Information Theory for Expectation Measures
Peter Harremoës
TL;DR
The paper develops an information-divergence framework for expectation measures, enabling analysis of nonrandom data and point-processes within a unified coding perspective. It derives explicit optimal coding rules for empirical texts, notably showing $\ell^*(a)=\ln\left(\frac{\|\mu^*\|}{\mu^*(a)}\right)$ with $\mu^*$ maximizing entropy over convex hulls of empirical measures, thereby connecting minimal description length to maximum-entropy principles.

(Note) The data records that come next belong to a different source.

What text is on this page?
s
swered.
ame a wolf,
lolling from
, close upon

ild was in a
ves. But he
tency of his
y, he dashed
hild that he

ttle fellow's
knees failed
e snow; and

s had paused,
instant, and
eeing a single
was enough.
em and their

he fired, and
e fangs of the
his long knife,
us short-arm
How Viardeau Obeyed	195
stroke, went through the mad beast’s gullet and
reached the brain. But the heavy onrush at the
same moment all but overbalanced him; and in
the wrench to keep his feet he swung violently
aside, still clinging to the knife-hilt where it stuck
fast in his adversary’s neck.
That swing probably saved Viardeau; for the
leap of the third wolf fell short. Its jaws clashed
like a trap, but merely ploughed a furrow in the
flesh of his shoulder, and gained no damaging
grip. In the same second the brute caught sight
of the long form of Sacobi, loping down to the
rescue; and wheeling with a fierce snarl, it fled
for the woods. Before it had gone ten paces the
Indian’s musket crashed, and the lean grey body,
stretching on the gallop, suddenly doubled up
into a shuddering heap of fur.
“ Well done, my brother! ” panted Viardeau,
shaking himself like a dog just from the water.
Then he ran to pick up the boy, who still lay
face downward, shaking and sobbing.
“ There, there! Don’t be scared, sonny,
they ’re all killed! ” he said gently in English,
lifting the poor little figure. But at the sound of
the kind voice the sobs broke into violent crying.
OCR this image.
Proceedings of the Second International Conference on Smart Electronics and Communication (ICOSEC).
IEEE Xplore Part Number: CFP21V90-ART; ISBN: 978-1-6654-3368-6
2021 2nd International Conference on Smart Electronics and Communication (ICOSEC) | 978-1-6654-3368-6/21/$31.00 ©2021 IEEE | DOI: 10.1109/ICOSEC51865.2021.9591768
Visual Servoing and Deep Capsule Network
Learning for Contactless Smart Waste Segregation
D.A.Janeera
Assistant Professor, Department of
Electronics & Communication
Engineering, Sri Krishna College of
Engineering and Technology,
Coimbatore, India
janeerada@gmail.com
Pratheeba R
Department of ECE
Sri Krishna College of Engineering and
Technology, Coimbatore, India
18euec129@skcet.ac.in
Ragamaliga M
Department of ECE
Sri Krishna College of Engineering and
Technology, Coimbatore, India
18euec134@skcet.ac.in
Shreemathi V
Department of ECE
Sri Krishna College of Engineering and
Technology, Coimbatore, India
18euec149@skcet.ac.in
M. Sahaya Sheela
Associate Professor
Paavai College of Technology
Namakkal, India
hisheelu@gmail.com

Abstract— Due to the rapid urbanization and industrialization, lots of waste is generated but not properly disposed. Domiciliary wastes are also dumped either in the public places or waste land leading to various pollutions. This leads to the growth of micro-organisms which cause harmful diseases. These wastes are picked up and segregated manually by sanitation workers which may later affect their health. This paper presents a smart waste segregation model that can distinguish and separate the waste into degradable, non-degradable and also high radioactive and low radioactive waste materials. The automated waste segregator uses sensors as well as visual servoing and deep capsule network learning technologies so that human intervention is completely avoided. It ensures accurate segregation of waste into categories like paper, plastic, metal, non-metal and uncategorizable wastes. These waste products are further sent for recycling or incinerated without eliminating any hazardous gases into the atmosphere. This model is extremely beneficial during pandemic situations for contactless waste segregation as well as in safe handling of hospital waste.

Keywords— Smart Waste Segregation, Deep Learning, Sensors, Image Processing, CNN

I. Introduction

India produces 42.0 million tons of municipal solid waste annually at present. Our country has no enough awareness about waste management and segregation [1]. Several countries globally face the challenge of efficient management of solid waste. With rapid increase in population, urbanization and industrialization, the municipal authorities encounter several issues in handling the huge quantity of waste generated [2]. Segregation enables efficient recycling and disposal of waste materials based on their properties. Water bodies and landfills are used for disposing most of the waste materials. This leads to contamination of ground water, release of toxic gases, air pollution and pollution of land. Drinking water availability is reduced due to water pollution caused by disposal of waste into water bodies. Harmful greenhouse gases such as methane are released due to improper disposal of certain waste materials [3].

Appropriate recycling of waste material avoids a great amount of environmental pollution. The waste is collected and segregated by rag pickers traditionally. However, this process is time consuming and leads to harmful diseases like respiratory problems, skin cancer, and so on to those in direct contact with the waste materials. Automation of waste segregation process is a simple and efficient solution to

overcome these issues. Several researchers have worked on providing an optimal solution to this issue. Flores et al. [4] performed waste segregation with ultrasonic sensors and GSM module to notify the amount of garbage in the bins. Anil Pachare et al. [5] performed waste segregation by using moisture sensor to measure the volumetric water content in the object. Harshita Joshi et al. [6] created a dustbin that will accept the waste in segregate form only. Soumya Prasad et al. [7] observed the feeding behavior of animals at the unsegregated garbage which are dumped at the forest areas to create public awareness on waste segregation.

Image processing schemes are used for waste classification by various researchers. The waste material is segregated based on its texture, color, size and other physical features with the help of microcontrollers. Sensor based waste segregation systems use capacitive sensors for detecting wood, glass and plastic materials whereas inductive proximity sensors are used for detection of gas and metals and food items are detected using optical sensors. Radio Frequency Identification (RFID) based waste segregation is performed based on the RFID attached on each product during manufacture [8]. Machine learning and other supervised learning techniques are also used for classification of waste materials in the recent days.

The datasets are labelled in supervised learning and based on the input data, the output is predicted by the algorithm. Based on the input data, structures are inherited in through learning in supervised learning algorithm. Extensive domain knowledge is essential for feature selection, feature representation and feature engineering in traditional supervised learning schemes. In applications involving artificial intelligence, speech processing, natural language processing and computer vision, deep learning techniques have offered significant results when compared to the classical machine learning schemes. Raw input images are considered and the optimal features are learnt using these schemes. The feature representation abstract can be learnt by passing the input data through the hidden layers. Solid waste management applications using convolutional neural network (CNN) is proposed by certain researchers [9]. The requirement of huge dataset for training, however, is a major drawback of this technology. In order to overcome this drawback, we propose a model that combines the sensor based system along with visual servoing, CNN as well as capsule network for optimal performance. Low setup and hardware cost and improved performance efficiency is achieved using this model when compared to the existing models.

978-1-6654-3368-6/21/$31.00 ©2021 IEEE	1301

A Poisson interpretation then links $D(\mu||\nu)$ to divergences between Poisson processes $Po(\mu)$ and $Po(\nu)$, yielding a chain rule that separates sample-size uncertainty from letter-uncertainty and enabling information projection and reverse information projection analyses. Overall, the work ties Kraft’s inequality, MDL, and scoring rules to a generalized theory of information for expectation measures, with implications for nonstochastic data modeling and point-process applications.
Abstract
Shannon based his information theory on the notion of probability measures as it we developed by Kolmogorov. In this paper we study some fundamental problems in information theory based on expectation measures. In the theory of expectation measures it is natural to study data sets where no randomness is present and it is also natural to study information theory for point processes as well as sampling where the sample size is not fixed. Expectation measures in combination with Kraft's Inequality can be used to clarify in which cases probability measures can be used to quantify randomness.